Search code examples
postgresqlvectoreuclidean-distancecosine-similaritypostgresql-11

How to get cosine distance between two vectors in postgres?


I am wondering if there is a way to get cosine distance of two vectors in postgres. For storing vectors I am using CUBE data type.

Below is my table definition:

test=# \d vectors                                                                                                                                
                            Table "public.vectors"
 Column |  Type   | Collation | Nullable |               Default               
--------+---------+-----------+----------+-------------------------------------
 id     | integer |           | not null | nextval('vectors_id_seq'::regclass)
 vector | cube    |           |          | 

Also, sample data is given below:

test=# select * from vectors order by id desc limit 2;
   id    |                  vector                  
---------+------------------------------------------
 2000000 | (109, 568, 787, 938, 948, 126, 271, 499)
 1999999 | (139, 365, 222, 653, 313, 103, 215, 796)

I actually can write my own PLPGSql function for this, but wanted to avoid this as it might not be efficient.


Solution

  • About your table

    First of all, I believe you should change your data type to plain array.

    CREATE TABLE public.vector ( 
      id serial NOT NULL,
      vctor double precision [3] --for three dimensional vectors; of course you can change the dimension or leave it unbounded if you need it.
     );
    
    INSERT INTO public.vector (vctor) VALUES (ARRAY[2,3,4]);
    INSERT INTO public.vector (vctor) VALUES (ARRAY[3,4,5]);
    

    So

    SELECT * FROM public.vector;
    

    Will result in the following data

       id |   vctor
    ------|---------
        1 | {2,3,4}
        2 | {3,4,5}
    

    Maybe not the answer you expected but consider this

    As you may know already, calculating the cosine between the vectors involves calculating the magnitudes. I don't think the problem is the algorithm but the implementation; it requires calculating squares and square roots that is expensive for a RDBMS.

    Now, talking about efficiency; the server process does not take the load when calling mathematical functions. In PostgreSQL, the mathematical functions (look here) run from the C library so they are pretty efficient. However, in the end, the host has to assign some resources to make these calculations.

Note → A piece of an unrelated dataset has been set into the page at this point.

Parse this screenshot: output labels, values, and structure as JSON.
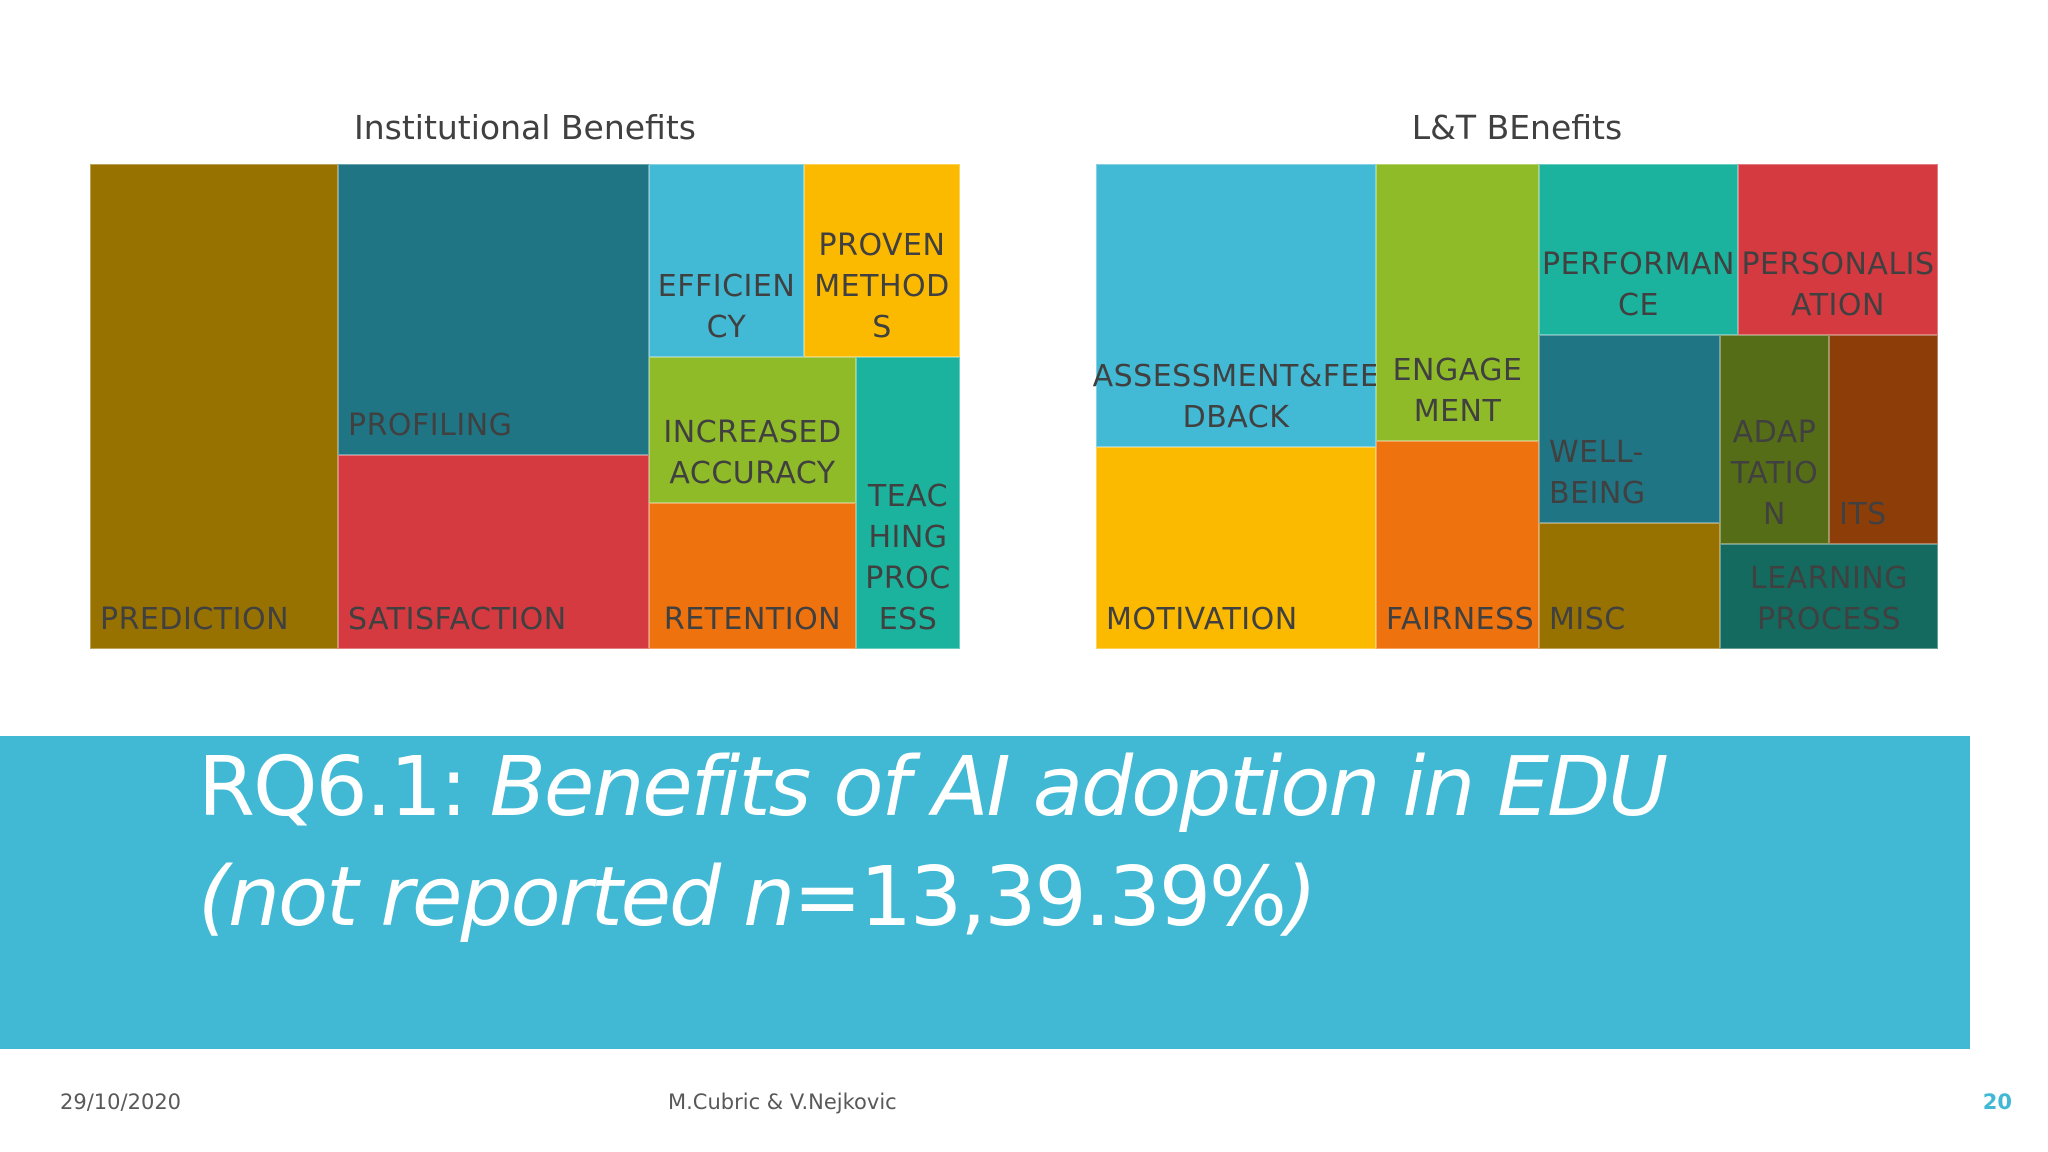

    I would indeed think carefully before implementing these rather costly operations inside the server. But there is not a right answer; it depends on how you are using the database. For example if it is a production database with thousands of concurrent users, I would move this kind of calculation elsewhere (a middle layer or a user application.) But if there are few users and your database is for a small research operation, then it is fine to implement it as a stored procedure or a process running inside your server but keep in mind this will affect scalability or portability. Of course, there are more considerations like how many rows will be processed, or whether or not you intend to fire triggers, etc.

    Consider other alternatives

    Make a client app

    You can do a fast and decent program in VB or the language of your choice. And let the client app make the heavy calculation and use the database for what it does best that is storing and retrieving data.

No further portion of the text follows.